PT Dirgantara Indonesia (PT DI) berhasil meraih kontrak baru untuk penjualan 2 unit helikopter Search and Rescue (SAR). Penjualan ini terjadi setelah Badan Nasional Pencarian dan Pertolongan (Basarnas) mengajukan pengadaan dua unit helikopter medium intermediate AS365 N3+ Dauphin. Helikopter ini dikembangkan atas kerja sama antara PT DI dan Airbus Helicopter.

Menurut keterangan tertulis PT DI, Minggu (18/11), helikopter ini dijual seharga Rp 260 miliar per unit, dengan nilai kontrak sebesar Rp 520 miliar untuk pengadaan 2 unit AS365 N3+ Dauphin. Proses pembiayaan menggunakan anggaran multiyears selama 2 tahun.

Lantas apa keunggulan helikopter SAR ini?


Pertama, helikopter AS365 N3+ Dauphin mampu terbang di lingkungan panas dan lembab serta mampu bermanuver.
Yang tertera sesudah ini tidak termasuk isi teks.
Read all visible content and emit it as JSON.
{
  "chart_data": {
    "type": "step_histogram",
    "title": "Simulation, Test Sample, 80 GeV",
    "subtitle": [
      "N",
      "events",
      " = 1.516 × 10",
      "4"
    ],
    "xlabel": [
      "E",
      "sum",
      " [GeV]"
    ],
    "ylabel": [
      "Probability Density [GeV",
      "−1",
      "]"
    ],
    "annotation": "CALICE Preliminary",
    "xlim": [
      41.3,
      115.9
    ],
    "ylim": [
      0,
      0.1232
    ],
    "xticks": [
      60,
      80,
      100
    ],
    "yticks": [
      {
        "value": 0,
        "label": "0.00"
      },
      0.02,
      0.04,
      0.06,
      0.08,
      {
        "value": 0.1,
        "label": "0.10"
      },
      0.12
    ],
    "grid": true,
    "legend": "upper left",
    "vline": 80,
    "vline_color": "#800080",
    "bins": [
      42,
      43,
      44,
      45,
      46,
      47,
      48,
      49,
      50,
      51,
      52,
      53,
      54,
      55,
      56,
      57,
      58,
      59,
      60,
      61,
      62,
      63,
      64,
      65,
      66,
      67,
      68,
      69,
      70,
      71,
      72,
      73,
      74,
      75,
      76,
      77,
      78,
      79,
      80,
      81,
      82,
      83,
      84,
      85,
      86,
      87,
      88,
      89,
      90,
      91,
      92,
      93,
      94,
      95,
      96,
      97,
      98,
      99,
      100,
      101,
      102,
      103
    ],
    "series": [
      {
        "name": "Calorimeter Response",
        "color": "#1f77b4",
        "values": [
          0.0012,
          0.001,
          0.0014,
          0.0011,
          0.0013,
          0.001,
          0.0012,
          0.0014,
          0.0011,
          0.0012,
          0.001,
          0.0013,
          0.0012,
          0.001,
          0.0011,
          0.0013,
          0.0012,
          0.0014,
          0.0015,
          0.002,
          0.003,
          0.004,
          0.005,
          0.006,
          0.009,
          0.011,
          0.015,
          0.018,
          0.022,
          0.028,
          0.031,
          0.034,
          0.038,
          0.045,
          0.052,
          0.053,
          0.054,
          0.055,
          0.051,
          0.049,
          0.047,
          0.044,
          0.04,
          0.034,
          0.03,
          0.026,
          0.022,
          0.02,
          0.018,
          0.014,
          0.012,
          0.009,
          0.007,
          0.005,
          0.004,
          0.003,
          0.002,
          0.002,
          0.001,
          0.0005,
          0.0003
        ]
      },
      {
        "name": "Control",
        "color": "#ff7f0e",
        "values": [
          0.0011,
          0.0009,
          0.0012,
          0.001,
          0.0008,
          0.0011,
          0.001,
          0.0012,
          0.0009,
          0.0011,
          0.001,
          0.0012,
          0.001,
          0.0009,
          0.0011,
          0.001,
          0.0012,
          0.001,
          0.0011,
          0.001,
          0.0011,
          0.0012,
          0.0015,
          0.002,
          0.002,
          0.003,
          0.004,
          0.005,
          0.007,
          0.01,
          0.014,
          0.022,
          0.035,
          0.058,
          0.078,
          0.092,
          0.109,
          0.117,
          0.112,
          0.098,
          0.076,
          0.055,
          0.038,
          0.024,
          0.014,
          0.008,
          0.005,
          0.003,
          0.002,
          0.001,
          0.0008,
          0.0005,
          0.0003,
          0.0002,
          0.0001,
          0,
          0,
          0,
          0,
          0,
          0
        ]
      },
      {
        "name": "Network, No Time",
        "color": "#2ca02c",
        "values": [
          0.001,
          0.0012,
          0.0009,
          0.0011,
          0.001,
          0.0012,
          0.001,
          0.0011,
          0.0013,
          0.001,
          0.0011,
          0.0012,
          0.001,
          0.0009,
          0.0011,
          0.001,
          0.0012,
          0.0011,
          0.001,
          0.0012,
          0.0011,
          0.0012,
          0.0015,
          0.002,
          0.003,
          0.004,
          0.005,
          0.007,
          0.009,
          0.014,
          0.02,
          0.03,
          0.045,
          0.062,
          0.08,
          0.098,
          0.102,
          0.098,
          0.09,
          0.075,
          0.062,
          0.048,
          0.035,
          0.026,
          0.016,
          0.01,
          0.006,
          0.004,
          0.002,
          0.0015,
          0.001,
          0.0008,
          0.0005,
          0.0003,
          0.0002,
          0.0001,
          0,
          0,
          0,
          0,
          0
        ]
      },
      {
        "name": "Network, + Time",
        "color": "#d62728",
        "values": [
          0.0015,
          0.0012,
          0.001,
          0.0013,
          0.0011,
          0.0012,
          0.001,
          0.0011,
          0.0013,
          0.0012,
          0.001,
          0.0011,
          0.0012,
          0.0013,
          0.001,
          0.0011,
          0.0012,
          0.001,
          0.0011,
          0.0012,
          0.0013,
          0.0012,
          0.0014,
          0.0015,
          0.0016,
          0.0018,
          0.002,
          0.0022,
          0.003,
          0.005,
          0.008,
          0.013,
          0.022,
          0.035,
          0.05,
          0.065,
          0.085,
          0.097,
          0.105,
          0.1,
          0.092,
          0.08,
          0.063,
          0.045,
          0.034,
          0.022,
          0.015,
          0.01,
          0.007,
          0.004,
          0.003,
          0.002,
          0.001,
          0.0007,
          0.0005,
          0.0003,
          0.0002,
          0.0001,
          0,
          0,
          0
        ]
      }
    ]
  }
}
Helikopter ini juga memiliki sistem autopilot terbaik dan merupakan satu-satunya sistem autopilot yang dikembangkan untuk lebih berfokus pada ketinggian, bukan kecepatan.

“Helikopter SAR dengan kemampuan terbaik karena dilengkapi teknologi FMS (Flight Management System), instrumen yang digunakan pilot untuk mengatur rencana terbang (Flight Plan) meliputi jalur yang akan dilewati pesawat, kecepatan saat take-off, cruising dan landing, serta informasi lainnya yang harus disiapkan sebelum penerbangan dimulai yang tentunya akan menambah pengalaman SAR,” tulis PT DI.


Keunggulan lainnya ialah helikopter yang dapat lepas landas dari atas kapal laut, seperti di atas KRI SIGMA Class, yaitu kapal perang dengan kemampuan untuk mengarungi samudera untuk patroli maritim Zona Ekonomi Eksklusif (ZEE), pencarian dan penyelamatan (SAR) dan anti-kapal selam.

Baca Juga:  Transaksi Misterius 18 Trilliun Diduga Terkait Pembelian Senjata Indonesia

Kelima, helikopter AS265 N3+ ini mampu mengangkut beban hingga 4.300 kg atau 12 orang dengan kecepatan maksimal 269 km per jam dengan ketahanan terbang mencapai 4,3 jam. Keenam, helikopter karya Airbus dan PT DI ini memiliki kabin yang lapang dengan pintu geser lebar cocok untuk mengangkut dan mengevakuasi korban.

“Memiliki Fenestron atau rotor belakang dalam sirip tertutup yang senyap, dengan jarak blade/pisau yang tidak sama dan dapat meredam tingkat kebisingan, efisiensi tinggi, kemudahan pemeliharaan serta telah teruji,” tutupnya.

Kontrak pengadaan helikopter ini merupakan yang ketiga kalinya didapatkan oleh PT DI dari Basarnas. Sebelumnya, PT DI telah menyerahkan empat unit helikopter SAR medium Class AS365 N3+ Dauphin kepada Basarnas. Dengan rincian, dua unit helikopter diserahkan pada tanggal 18 Februari 2014 dan dua unit helikopter diserahkan pada tanggal 15 November 2016.